Neuroplasticity is the basis for all brain training; that is clear. Neuroplasticity is not a method; it is an attribute or property of brains and means that they are constantly changing. Everything we do changes our brains physiologically. Every interaction with the outside environment changes our brains. The purpose of a brain is survival. Brains learn from experience, but I think that the word “wisdom” is misapplied here. Does being able to walk or drive a car connote wisdom? Most brain training programs are about skill acquisition and automaticity, not about judgment, perspective, complex analysis and other hallmarks of wisdom. In discussions of these topics, it is very important to use terminology correctly.
4. The more specialized a cognitive training program can be will increase the likelihood of effective skills transfer. A good example is immersive cognitive training for military and commercial airline pilots. This is true in one sense. When skills are very specific to a situation, like knowing how to land a plane, then it is important to practice that skill. However, another analogy is executing a football play. Football players do training of basic skills and then apply them in a variety of situations so that the skills generalize. There is a distinction between transfer and generalization.
But will immersive cognitive training in a simulated flight deck improve the pilot’s ability to learn a foreign language faster or be better at playing blackjack? This is an excellent question. Another question is, are there skills that can be developed that are more basic than landing a plane or speaking a language or playing blackjack that, if developed, will help performance in all those activities? That doesn’t mean that training of basic cognitive skills is sufficient to be able to land a plane, but the right kind of training in visual-spatial processing, visual span, oculomotor skills, attention, reaction time, etc., might, and probably would, drive improvement in landing a plane… AND taking off … AND changing course during flight … AND dealing with a sick passenger … AND communicating with passengers when there is a delay … AND …
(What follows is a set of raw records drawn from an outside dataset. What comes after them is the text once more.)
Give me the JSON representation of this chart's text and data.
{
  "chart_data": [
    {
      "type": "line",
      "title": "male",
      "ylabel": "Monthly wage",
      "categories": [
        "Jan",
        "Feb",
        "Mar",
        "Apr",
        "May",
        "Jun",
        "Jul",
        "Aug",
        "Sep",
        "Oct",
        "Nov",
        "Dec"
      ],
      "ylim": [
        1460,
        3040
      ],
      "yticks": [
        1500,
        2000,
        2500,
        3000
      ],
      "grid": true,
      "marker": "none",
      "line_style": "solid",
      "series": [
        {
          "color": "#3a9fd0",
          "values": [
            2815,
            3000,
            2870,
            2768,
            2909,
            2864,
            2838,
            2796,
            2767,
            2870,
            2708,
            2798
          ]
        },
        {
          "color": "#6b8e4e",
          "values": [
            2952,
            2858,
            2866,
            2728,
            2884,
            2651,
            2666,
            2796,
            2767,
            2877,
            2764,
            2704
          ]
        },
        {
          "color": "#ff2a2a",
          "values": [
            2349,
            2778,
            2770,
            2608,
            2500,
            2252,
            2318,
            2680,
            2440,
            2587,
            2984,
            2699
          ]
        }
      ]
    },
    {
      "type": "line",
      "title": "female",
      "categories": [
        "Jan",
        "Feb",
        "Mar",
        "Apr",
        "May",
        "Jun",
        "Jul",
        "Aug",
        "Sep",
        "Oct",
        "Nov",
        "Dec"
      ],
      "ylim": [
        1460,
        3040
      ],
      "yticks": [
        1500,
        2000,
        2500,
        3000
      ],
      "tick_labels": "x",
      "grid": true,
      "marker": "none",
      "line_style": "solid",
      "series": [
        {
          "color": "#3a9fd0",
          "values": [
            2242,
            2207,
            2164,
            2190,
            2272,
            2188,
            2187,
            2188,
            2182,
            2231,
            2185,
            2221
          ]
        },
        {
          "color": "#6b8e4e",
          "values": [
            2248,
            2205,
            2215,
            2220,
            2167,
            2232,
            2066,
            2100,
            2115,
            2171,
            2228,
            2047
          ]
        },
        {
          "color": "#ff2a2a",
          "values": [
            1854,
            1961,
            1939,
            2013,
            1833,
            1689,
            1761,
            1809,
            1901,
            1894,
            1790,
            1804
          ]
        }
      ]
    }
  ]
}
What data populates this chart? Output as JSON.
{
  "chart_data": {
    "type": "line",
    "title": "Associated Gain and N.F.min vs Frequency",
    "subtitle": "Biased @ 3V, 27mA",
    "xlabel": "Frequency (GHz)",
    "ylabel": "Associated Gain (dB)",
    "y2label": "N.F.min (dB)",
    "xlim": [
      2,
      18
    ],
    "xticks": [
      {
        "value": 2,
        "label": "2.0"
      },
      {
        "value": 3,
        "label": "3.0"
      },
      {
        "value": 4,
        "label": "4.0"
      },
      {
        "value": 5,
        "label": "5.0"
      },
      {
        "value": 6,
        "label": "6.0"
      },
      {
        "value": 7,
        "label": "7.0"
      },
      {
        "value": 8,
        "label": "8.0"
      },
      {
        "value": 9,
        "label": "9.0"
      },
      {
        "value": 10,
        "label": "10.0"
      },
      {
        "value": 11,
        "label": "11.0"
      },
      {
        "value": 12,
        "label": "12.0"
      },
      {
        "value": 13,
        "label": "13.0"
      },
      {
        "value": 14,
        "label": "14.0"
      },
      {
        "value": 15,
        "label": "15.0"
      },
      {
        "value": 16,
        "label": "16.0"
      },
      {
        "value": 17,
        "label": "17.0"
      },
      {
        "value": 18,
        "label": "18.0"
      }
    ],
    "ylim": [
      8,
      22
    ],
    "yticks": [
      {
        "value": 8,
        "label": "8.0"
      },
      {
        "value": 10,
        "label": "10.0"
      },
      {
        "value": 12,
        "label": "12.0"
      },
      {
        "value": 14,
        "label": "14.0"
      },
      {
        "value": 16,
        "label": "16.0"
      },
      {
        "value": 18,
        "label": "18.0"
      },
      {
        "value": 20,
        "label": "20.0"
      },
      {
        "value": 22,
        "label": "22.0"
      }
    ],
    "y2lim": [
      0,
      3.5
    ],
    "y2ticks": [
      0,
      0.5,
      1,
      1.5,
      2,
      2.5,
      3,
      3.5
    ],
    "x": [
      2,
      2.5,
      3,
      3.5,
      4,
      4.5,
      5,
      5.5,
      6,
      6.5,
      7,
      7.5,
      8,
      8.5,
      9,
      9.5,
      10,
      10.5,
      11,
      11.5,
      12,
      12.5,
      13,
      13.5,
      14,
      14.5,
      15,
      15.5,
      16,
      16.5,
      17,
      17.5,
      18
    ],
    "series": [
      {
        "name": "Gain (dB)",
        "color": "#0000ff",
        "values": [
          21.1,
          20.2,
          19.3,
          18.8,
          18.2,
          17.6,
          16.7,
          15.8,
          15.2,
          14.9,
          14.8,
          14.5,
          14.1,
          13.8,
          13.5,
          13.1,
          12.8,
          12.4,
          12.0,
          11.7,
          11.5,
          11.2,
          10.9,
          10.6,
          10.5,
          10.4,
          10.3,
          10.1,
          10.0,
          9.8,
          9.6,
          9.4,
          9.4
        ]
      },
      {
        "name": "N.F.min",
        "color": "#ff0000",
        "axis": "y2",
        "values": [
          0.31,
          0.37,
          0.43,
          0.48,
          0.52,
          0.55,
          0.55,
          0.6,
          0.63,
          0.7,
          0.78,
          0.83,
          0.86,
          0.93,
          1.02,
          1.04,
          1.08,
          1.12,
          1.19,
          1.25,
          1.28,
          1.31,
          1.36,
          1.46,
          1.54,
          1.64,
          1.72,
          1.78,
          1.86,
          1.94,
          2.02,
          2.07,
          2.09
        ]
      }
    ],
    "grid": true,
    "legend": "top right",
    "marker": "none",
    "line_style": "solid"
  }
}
5. Highly specialized cognitive training (for highly specialized occupations) can be effective, and also tends to be very expensive. DARPA, the research and technology arm of the US Department of Defense is working on several cognitive training efforts to boost focus, coordination and control for drone pilots as an example.
R&D is expensive. That doesn’t mean that it will be expensive to deliver once they develop it, and in fact will probably result in tremendous cost savings once developed because everything else they do will be more efficient and effective.
6. Structured cognitive training holds the future promise of addressing a host of neurocognitive and neuropsychiatric conditions. There is a substantial amount of venture capital and government research dollars flowing into this area, but independent research validation for most structured cognitive training is still lacking and off in the future.
It is true that independent research validation is not conclusive yet for many training programs. Different programs are at different stages of proof. Research reports on BrainWare SAFARI, which include both peer-reviewed published research and field studies.
7. The brain training industry as a whole faces a serious problem that will be hard to solve, namely, the barrier to market entry for brain training services and products is very low. Any company can create a few online brain games “based on neuroscience” and then market them as a cure-all for Alzheimer’s or dyslexia, or as a quick and easy way to raise your IQ.
This is very true. This is why I take this time to clarify some very important points.
There is new territory for all of us. Consumers, educators, health care practitioners and the media themselves will need to become educated in this area so that they can make appropriate judgments. It will require that people be open but skeptical. And it will require some standards or principles of how to make decisions about brain training programs.